Systemrelevant

Löhne einfrieren, Personal abbauen, Standorte verlagern oder schließen: Dagegen wird die IG Metall mit ihrer gesamten Organisationskraft, die aus der Solidarität ihrer Millionen von Mitgliedern erwächst, Widerstand leisten.


Ab Dezember führt die IG Metall Tarifverhandlungen in der ­Metall- und Elektroindustrie, in der Textil- und Bekleidungsindustrie, bei VW und in der Stahlindustrie. Und was fällt vielen Arbeitgebern dazu ein?
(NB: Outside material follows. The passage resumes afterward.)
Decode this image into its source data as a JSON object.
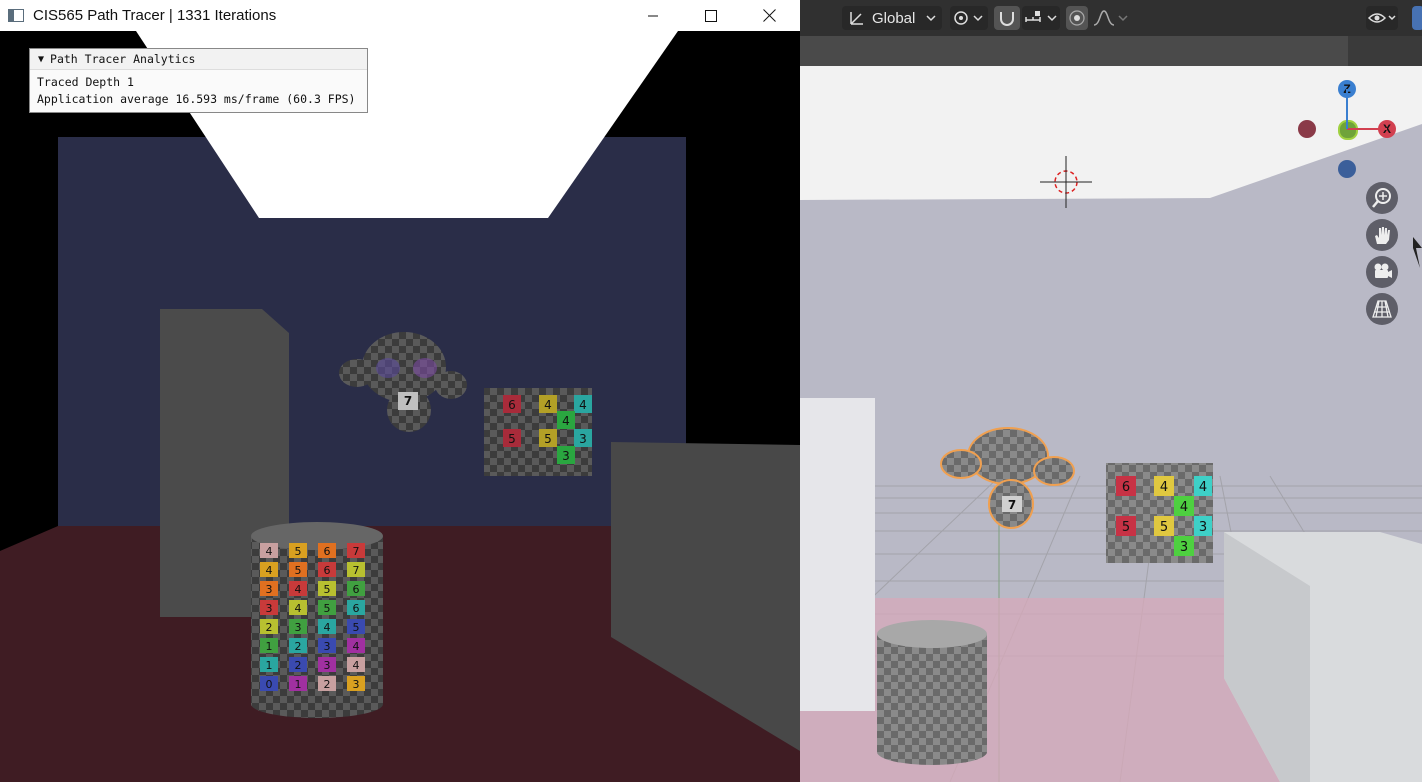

Leider nichts Neues: Löhne einfrieren, Personal abbauen, Standorte verlagern oder schließen.

Dagegen wird die IG Metall mit ihrer gesamten Organisationskraft, die aus der Solidarität ihrer Millionen von Mitgliedern erwächst, Widerstand leisten. Denn für uns steht der Erhalt unserer Industrie im Mittelpunkt. Sie ist der Motor für Innovation und Beschäftigung und die daraus resultierenden guten Entgelte sind die Basis unseres Wohlstandes.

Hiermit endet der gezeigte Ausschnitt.